Because I never really understood that, I was baffled by it. I figured, fine, you don't like me, you want to exclude me--go ahead! You guys do your own thing and I'll do mine and neither of us has to put up with the other, and I promise I won't bother you unless I'm invited to.

But bullies aren't happy unless their targets are unhappy. So if you're fine being alone, reading a book over in the corner--that just doesn't sit right with them, and they can't just relax and live their lives without first making sure that you're as unhappy as they can possibly make you. Maybe you're happy, maybe you're not, but they're not going leave you alone and take the risk that you might be satisfied with the situation. The bully is constitutionally incapable of leaving you alone, sitting in the corner.

There is, in there somewhere, a metaphor for leftism. I'm going to have to think about that.

Anyway--as an introvert, being in a loud, crowded place is decidedly not for me, and when I have to be in them I need time out to decompress. I like the quiet. Parties are exhausting.

Back in the pre-Cambrian when Thanksgiving was held here at the family homestead, at least I had my bedroom to which I could retreat. We never had a huge crowd, though, either--before grandma died, it'd be Mom's side of the family, maybe a couple of others.
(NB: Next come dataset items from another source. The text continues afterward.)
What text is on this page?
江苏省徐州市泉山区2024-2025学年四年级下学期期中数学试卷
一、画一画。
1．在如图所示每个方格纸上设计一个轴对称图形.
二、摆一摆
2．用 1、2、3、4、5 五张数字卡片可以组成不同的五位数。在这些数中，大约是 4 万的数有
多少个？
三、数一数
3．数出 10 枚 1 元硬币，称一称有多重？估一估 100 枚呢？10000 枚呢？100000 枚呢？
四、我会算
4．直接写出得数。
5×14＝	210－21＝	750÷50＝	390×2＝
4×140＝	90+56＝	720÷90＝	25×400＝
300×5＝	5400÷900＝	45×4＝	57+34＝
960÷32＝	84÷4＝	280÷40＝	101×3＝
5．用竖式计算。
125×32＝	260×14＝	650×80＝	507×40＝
I'm trying to remember the last big Thanksgiving that was held in this house, the last time the whole "famn damily" congregated here. Can't be 1990 because that was the year my first niece was born. Might be 1991, or 1992? But there was a year we had the last big Christmas which might have been 1992 or 1993; I can't really remember. (A mere thirty years ago. Slacker.) It was in the 1990s, though; since my brother and his wife bought their first house, Thanksgivings were held at his house. (Because he's a doctor, on call, needs to be 15 minutes from the hospital, etc etc.) Anyway, the Thanksgivings at my brother's house are well-attended and very, very loud. It doesn't help that the living spaces of the house are all hardwood and tile and no rugs, so it's one vast echo chamber. And like I said, I don't really do well with those situations. Having to get up and shower and dress up and drive somewhere and make inane chitchat and wait for dinner and then eat and sit and wait to go home while everyone else watches sportsball games, with the TV on extra-loud and everyone trying to talk over it, and nowhere is there a quiet indoor space where you can go to get away from it for a couple of minutes--

I kind of miss the gatherings, but the ones I miss are the ones from my childhood.
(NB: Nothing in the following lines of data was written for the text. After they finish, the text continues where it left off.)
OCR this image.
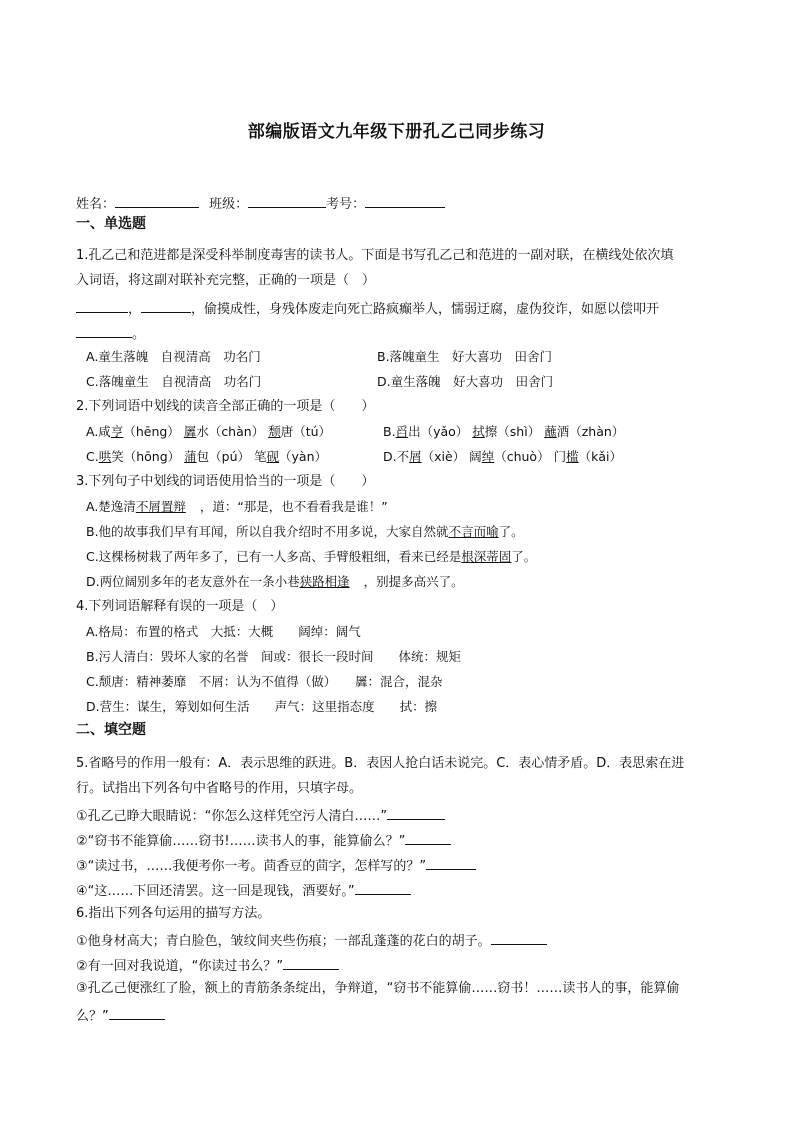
部编版语文九年级下册孔乙己同步练习
姓名：	班级：	考号：
一、单选题
1.孔乙己和范进都是深受科举制度毒害的读书人。下面是书写孔乙己和范进的一副对联，在横线处依次填
入词语，将这副对联补充完整，正确的一项是（　）
，	，偷摸成性，身残体废走向死亡路疯癫举人，懦弱迂腐，虚伪狡诈，如愿以偿叩开
。
A.童生落魄　自视清高　功名门	B.落魄童生　好大喜功　田舍门
C.落魄童生　自视清高　功名门	D.童生落魄　好大喜功　田舍门
2.下列词语中划线的读音全部正确的一项是（　　）
A.咸亨（hēng） 羼水（chàn） 颓唐（tú）	B.舀出（yǎo） 拭擦（shì） 蘸酒（zhàn）
C.哄笑（hōng） 蒲包（pú） 笔砚（yàn）	D.不屑（xiè） 阔绰（chuò） 门槛（kǎi）
3.下列句子中划线的词语使用恰当的一项是（　　）
A.楚逸清不屑置辩 ，道：“那是，也不看看我是谁！”
B.他的故事我们早有耳闻，所以自我介绍时不用多说，大家自然就不言而喻了。
C.这棵杨树栽了两年多了，已有一人多高、手臂般粗细，看来已经是根深蒂固了。
D.两位阔别多年的老友意外在一条小巷狭路相逢 ，别提多高兴了。
4.下列词语解释有误的一项是（　）
A.格局：布置的格式　大抵：大概　　阔绰：阔气
B.污人清白：毁坏人家的名誉　间或：很长一段时间　　体统：规矩
C.颓唐：精神萎靡　不屑：认为不值得（做）　　羼：混合，混杂
D.营生：谋生，筹划如何生活　　声气：这里指态度　　拭：擦
二、填空题
5.省略号的作用一般有：A．表示思维的跃进。B．表因人抢白话未说完。C．表心情矛盾。D．表思索在进
行。试指出下列各句中省略号的作用，只填字母。
①孔乙己睁大眼睛说：“你怎么这样凭空污人清白……”
②“窃书不能算偷……窃书!……读书人的事，能算偷么？”
③“读过书，……我便考你一考。茴香豆的茴字，怎样写的？”
④“这……下回还清罢。这一回是现钱，酒要好。”
6.指出下列各句运用的描写方法。
①他身材高大；青白脸色，皱纹间夹些伤痕；一部乱蓬蓬的花白的胡子。
②有一回对我说道，“你读过书么？”
③孔乙己便涨红了脸，额上的青筋条条绽出，争辩道，“窃书不能算偷……窃书！……读书人的事，能算偷
么？”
There is nothing more lovely than being able to celebrate a holiday at my own pace. That includes being in my home office listening to the wind chimes and letting my subconscious work out scheduling for cooking the feast while I sit here and jam on the bones.

#7914: A clip episode? Seriously??

Ore wo Suki nano wa Omae dake ka yo episode 10 is a freaking recap. The dang series is thirteen eps, guys! WTF.

Anyway, I skipped it and went to ep 11. Two eps left in the series. But I've got plenty of Just Because! to watch. That'll be my third viewing of that series. Maybe I like it. Huh?